My own body odor and a sharp head bounce, off the tempered glass window wrenched me awake. In parts, Richmond had a ‘Pleasantville’ vibe – austere buildings that looked like they should house the Lords of Virginia, mingled amongst the Egyptian, Roman, Goth and Post Modern. If it was a holiday, Richmond would be a nice place to visit but I wanted out as soon as we arrived. I wanted to be back in New York drinking Stinky Sid’s shit coffee and deciding on which lunch special had less chance of inducing a coronary. I comforted myself that this was going to be the last leg of my massive journey. A limp shot of excitement stoked me, to clean up before my unceremonious homecoming.
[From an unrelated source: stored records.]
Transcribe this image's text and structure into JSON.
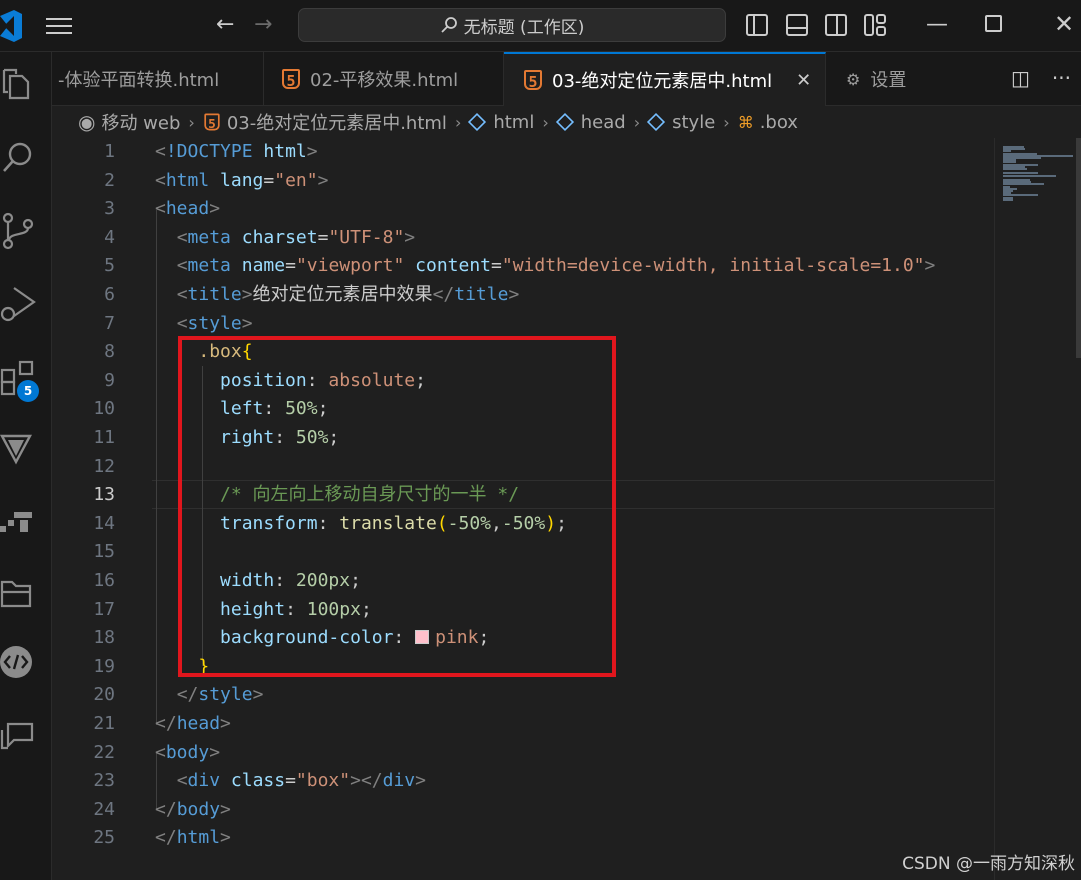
{
  "titlebar": {
    "search_text": "无标题 (工作区)"
  },
  "tabs": [
    {
      "label": "-体验平面转换.html",
      "active": false
    },
    {
      "label": "02-平移效果.html",
      "active": false
    },
    {
      "label": "03-绝对定位元素居中.html",
      "active": true
    },
    {
      "label": "设置",
      "active": false
    }
  ],
  "activity": {
    "extensions_badge": "5"
  },
  "breadcrumb": {
    "items": [
      "移动 web",
      "03-绝对定位元素居中.html",
      "html",
      "head",
      "style",
      ".box"
    ]
  },
  "editor": {
    "active_line": 13,
    "line_numbers": [
      "1",
      "2",
      "3",
      "4",
      "5",
      "6",
      "7",
      "8",
      "9",
      "10",
      "11",
      "12",
      "13",
      "14",
      "15",
      "16",
      "17",
      "18",
      "19",
      "20",
      "21",
      "22",
      "23",
      "24",
      "25"
    ],
    "lines": [
      [
        [
          "br",
          "<"
        ],
        [
          "tag",
          "!DOCTYPE"
        ],
        [
          "text",
          " "
        ],
        [
          "attr",
          "html"
        ],
        [
          "br",
          ">"
        ]
      ],
      [
        [
          "br",
          "<"
        ],
        [
          "tag",
          "html"
        ],
        [
          "text",
          " "
        ],
        [
          "attr",
          "lang"
        ],
        [
          "punc",
          "="
        ],
        [
          "str",
          "\"en\""
        ],
        [
          "br",
          ">"
        ]
      ],
      [
        [
          "br",
          "<"
        ],
        [
          "tag",
          "head"
        ],
        [
          "br",
          ">"
        ]
      ],
      [
        [
          "text",
          "  "
        ],
        [
          "br",
          "<"
        ],
        [
          "tag",
          "meta"
        ],
        [
          "text",
          " "
        ],
        [
          "attr",
          "charset"
        ],
        [
          "punc",
          "="
        ],
        [
          "str",
          "\"UTF-8\""
        ],
        [
          "br",
          ">"
        ]
      ],
      [
        [
          "text",
          "  "
        ],
        [
          "br",
          "<"
        ],
        [
          "tag",
          "meta"
        ],
        [
          "text",
          " "
        ],
        [
          "attr",
          "name"
        ],
        [
          "punc",
          "="
        ],
        [
          "str",
          "\"viewport\""
        ],
        [
          "text",
          " "
        ],
        [
          "attr",
          "content"
        ],
        [
          "punc",
          "="
        ],
        [
          "str",
          "\"width=device-width, initial-scale=1.0\""
        ],
        [
          "br",
          ">"
        ]
      ],
      [
        [
          "text",
          "  "
        ],
        [
          "br",
          "<"
        ],
        [
          "tag",
          "title"
        ],
        [
          "br",
          ">"
        ],
        [
          "text",
          "绝对定位元素居中效果"
        ],
        [
          "br",
          "</"
        ],
        [
          "tag",
          "title"
        ],
        [
          "br",
          ">"
        ]
      ],
      [
        [
          "text",
          "  "
        ],
        [
          "br",
          "<"
        ],
        [
          "tag",
          "style"
        ],
        [
          "br",
          ">"
        ]
      ],
      [
        [
          "text",
          "    "
        ],
        [
          "sel",
          ".box"
        ],
        [
          "brace",
          "{"
        ]
      ],
      [
        [
          "text",
          "      "
        ],
        [
          "prop",
          "position"
        ],
        [
          "punc",
          ": "
        ],
        [
          "val",
          "absolute"
        ],
        [
          "punc",
          ";"
        ]
      ],
      [
        [
          "text",
          "      "
        ],
        [
          "prop",
          "left"
        ],
        [
          "punc",
          ": "
        ],
        [
          "num",
          "50%"
        ],
        [
          "punc",
          ";"
        ]
      ],
      [
        [
          "text",
          "      "
        ],
        [
          "prop",
          "right"
        ],
        [
          "punc",
          ": "
        ],
        [
          "num",
          "50%"
        ],
        [
          "punc",
          ";"
        ]
      ],
      [],
      [
        [
          "text",
          "      "
        ],
        [
          "com",
          "/* 向左向上移动自身尺寸的一半 */"
        ]
      ],
      [
        [
          "text",
          "      "
        ],
        [
          "prop",
          "transform"
        ],
        [
          "punc",
          ": "
        ],
        [
          "fn",
          "translate"
        ],
        [
          "brace",
          "("
        ],
        [
          "num",
          "-50%"
        ],
        [
          "punc",
          ","
        ],
        [
          "num",
          "-50%"
        ],
        [
          "brace",
          ")"
        ],
        [
          "punc",
          ";"
        ]
      ],
      [],
      [
        [
          "text",
          "      "
        ],
        [
          "prop",
          "width"
        ],
        [
          "punc",
          ": "
        ],
        [
          "num",
          "200px"
        ],
        [
          "punc",
          ";"
        ]
      ],
      [
        [
          "text",
          "      "
        ],
        [
          "prop",
          "height"
        ],
        [
          "punc",
          ": "
        ],
        [
          "num",
          "100px"
        ],
        [
          "punc",
          ";"
        ]
      ],
      [
        [
          "text",
          "      "
        ],
        [
          "prop",
          "background-color"
        ],
        [
          "punc",
          ": "
        ],
        [
          "swatch",
          "#ffc0cb"
        ],
        [
          "val",
          "pink"
        ],
        [
          "punc",
          ";"
        ]
      ],
      [
        [
          "text",
          "    "
        ],
        [
          "brace",
          "}"
        ]
      ],
      [
        [
          "text",
          "  "
        ],
        [
          "br",
          "</"
        ],
        [
          "tag",
          "style"
        ],
        [
          "br",
          ">"
        ]
      ],
      [
        [
          "br",
          "</"
        ],
        [
          "tag",
          "head"
        ],
        [
          "br",
          ">"
        ]
      ],
      [
        [
          "br",
          "<"
        ],
        [
          "tag",
          "body"
        ],
        [
          "br",
          ">"
        ]
      ],
      [
        [
          "text",
          "  "
        ],
        [
          "br",
          "<"
        ],
        [
          "tag",
          "div"
        ],
        [
          "text",
          " "
        ],
        [
          "attr",
          "class"
        ],
        [
          "punc",
          "="
        ],
        [
          "str",
          "\"box\""
        ],
        [
          "br",
          "></"
        ],
        [
          "tag",
          "div"
        ],
        [
          "br",
          ">"
        ]
      ],
      [
        [
          "br",
          "</"
        ],
        [
          "tag",
          "body"
        ],
        [
          "br",
          ">"
        ]
      ],
      [
        [
          "br",
          "</"
        ],
        [
          "tag",
          "html"
        ],
        [
          "br",
          ">"
        ]
      ]
    ]
  },
  "colors": {
    "accent": "#0078d4",
    "highlight_box": "#e0161d",
    "html_icon": "#e37933"
  },
  "watermark": "CSDN @一雨方知深秋"
}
“Next stop Newark folks and then on to New York city,” the speaker in the bus reassured us. It was only five days but it felt like a separate lifetime since I’d left New York. I’d watched myself devolve into a very bad person – below, any level I’d ever crawled to before. I attempted to alleviate my guilt, by convincing myself that this is what Betty would have wanted. Her mom and kid were her light in life, and if I could sell my cargo and help them out, then strapped to my chest was a small taste of salvation. There was no point in not selling the goods and having her mother and son not benefit – after all she had agreed to come on this trip, for their benefit. So this is what she would want? Right?
It was a feeble voice, suffocated by a conscience raging with guilt. And who was I kidding, she would have dropped me down a lift-shaft if she knew what the final result was going to be – with full entitlement.